HONG KONG – Clinical-stage biotech Guangzhou Magpie Pharmaceutical Inc. closed a series B financing round and raised nearly ¥100 million (US$14.8 million) to move its first-in-class core asset for the treatment of ischemic stroke and other drug candidates further into the clinic. Sangel Capital is backing the round on its own.
Before that round, Magpie raised more than ¥60 million from series A and A+ rounds in 2016 and 2017, the company told BioWorld, but the investors in those two rounds remain undisclosed.
Founded in 2010, Magpie focuses on unmet medical needs in cardiovascular, neurodegenerative and mitochondrial diseases. The company has built a drug discovery platform that makes it possible to chemically modify the molecular structure of the active component of clinically proven traditional Chinese medicines (TCM) and widely used synthetic drugs.
With that unique drug discovery platform, Magpie said it has developed first-in-class – and even first-in-world – drug candidates. Stressing innovation, the company self-develops assets rather than in-licensing them.
One prime example is its core asset tetramethylpyrazine nitrone (TBN), a small molecule structurally modified from traditional Chinese medicines.
"We plan to move TBN into phase II study in the treatment of acute ischemic stroke, and phase I and phase II studies in the treatment of diabetic kidney disease and amyotrophic lateral sclerosis [ALS]," Magpie's founder and CEO Yuqiang Wang told BioWorld.
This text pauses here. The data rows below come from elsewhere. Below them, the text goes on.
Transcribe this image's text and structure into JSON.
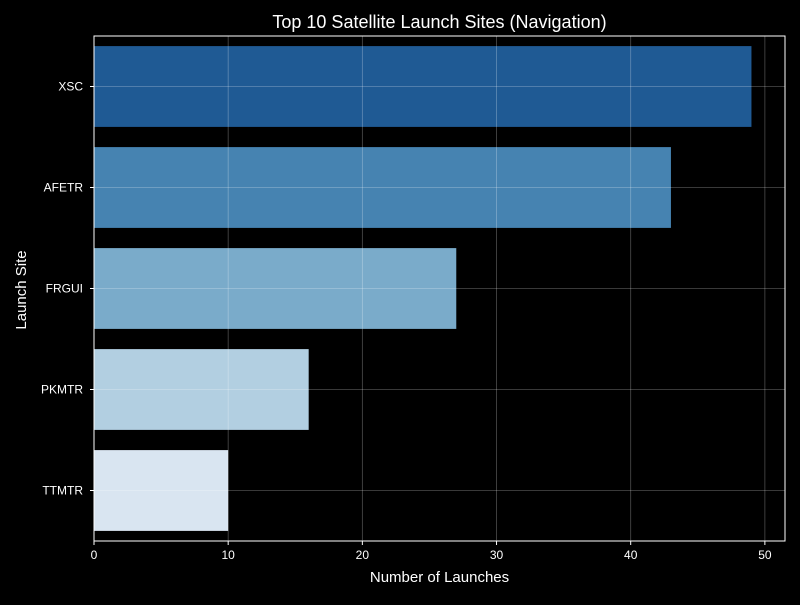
{
  "chart_data": {
    "type": "bar",
    "orientation": "horizontal",
    "title": "Top 10 Satellite Launch Sites (Navigation)",
    "xlabel": "Number of Launches",
    "ylabel": "Launch Site",
    "categories": [
      "XSC",
      "AFETR",
      "FRGUI",
      "PKMTR",
      "TTMTR"
    ],
    "values": [
      49,
      43,
      27,
      16,
      10
    ],
    "bar_colors": [
      "#1f5a94",
      "#4683b1",
      "#7aabca",
      "#b2cfe1",
      "#d9e5f1"
    ],
    "xlim": [
      0,
      51.5
    ],
    "xticks": [
      0,
      10,
      20,
      30,
      40,
      50
    ],
    "grid": true,
    "legend": "none",
    "background_color": "#000000",
    "text_color": "#ffffff"
  }
}
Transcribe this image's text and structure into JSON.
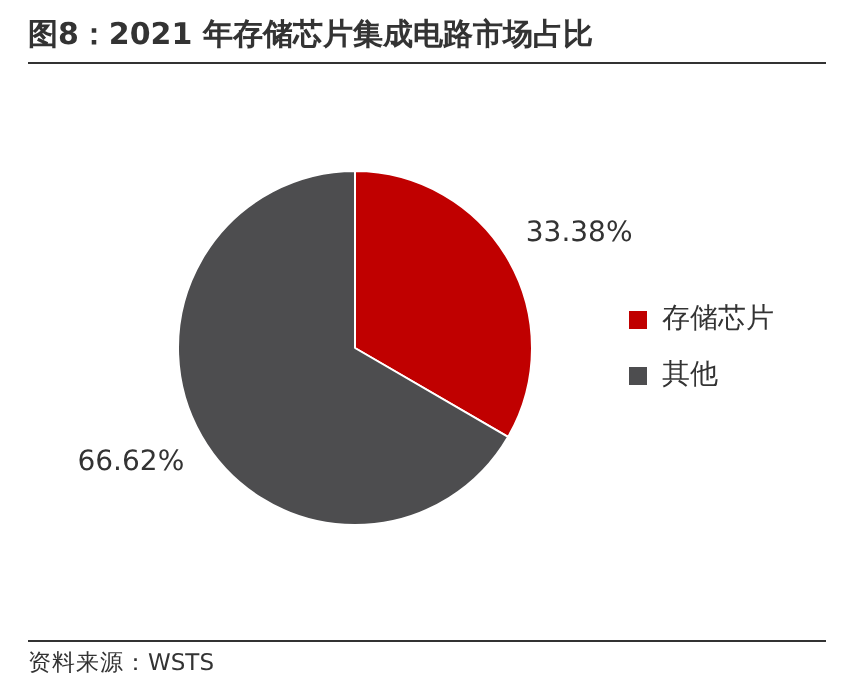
{
  "chart_data": {
    "type": "pie",
    "title": "图8：2021 年存储芯片集成电路市场占比",
    "categories": [
      "存储芯片",
      "其他"
    ],
    "values": [
      33.38,
      66.62
    ],
    "colors": [
      "#c00000",
      "#4d4d4f"
    ],
    "value_labels": [
      "33.38%",
      "66.62%"
    ],
    "legend": "right",
    "annotations": [
      "资料来源：WSTS"
    ]
  }
}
TBN is also being developed to target Parkinson's disease, a formulation that is in the pre-IND stage, according to the company's website.
"If Magpie has sufficient capital, we expect to file an NDA for TBN on the treatment of acute ischemic stroke in three to four years," Wang added.
Wang himself has more than 20 years of experience in drug development in the U.S. and China. He was the director of medicinal chemistry at Panorama Research Inc., a biotech company in Silicon Valley, where he contributed to developing blockbuster Alzheimer's drug Namenda (memantine). Like other overseas returnees, Wang moved back to China to found his own biotech company.
According to Magpie, researchers synthesized TBN, which they called "a derivative of the clinically useful stroke drug tetramethylpyrazine [TMP] armed with a powerful free radical-scavenging nitrone moiety" that retains the thrombolytic activity of the parent TMP and has strong antioxidative properties.
"TBN demonstrates significant activity in the rat middle cerebral artery occlusion stroke model. The results suggest that the design of molecules possessing both thrombolytic and neuroprotective properties may be a novel strategy for effective stroke therapeutics," researchers wrote in a paper published in 2008.
Eight years later, the researchers claimed that TBN could quickly penetrate the blood-brain barrier and reach effective therapeutic concentration after the drug was injected into the vein.
That claim was supported by results from an animal trial that studied the therapeutic effects of TBN in a nonhuman primate model of stroke. Thirty male monkeys were subjected to stroke with four hours of ischemia and then reperfusion. They received an intravenous injection of TBN at three or six hours after the onset of ischemia.
"[TBN] significantly reduced brain infarction and modestly preserved the neurological function of the stroke-affected arm. [It] suppressed overexpression of neuroinflammatory marker vimentin and decreased the numbers of GFAP-positive cells," the researchers said of the results.
Clinical trials coming up
While TBN serves as a promising new clinical candidate to tackle ischemic stroke, Wang said a strategy to get the drug out on the market faster is to target orphan or rare diseases.
"At the same time, we are also developing TBN with different preparations for the treatment of some orphan or rare diseases, such as ALS, to speed up the time needed for an NDA approval," Wang explained.
Last August, China rolled out its first national list of rare diseases that includes 121 indications, including ALS. Regulators are expected to grant drugs for treating those diseases fast track designations and waive the clinical trials and data requirements.
The second most advanced asset in Magpie's pipeline is MN-08, a novel nitrate derivative of memantine. It is now in the preclinical stage for the treatment of pulmonary arterial hypertension, vascular dementia and glaucoma.
Researchers studied the pharmacokinetics of MN-08 in rats. After injecting the drug in 18 rats intravenously, researchers found that MN-08 could quickly distribute in tissues and reach the highest concentration in almost 15 minutes. They also concluded that MN-08 could penetrate the blood-brain barrier as it showed a high concentration in the brain.
Three other assets in Magpie's pipeline are T-006 for treating Parkinson's disease, AL-1 for ulcerative colitis and DT-081 for acute myocardial ischemia. They are all in very early stages.
"Between 2019 and 2020, we will see a peak of IND approvals and clinical trials for our other assets," said Wang. Magpie is expecting four to five phase I and phase II trials by the end of 2020.
When asked if Magpie intends to develop and commercialize its assets by itself, Wang said the company is open to partnerships.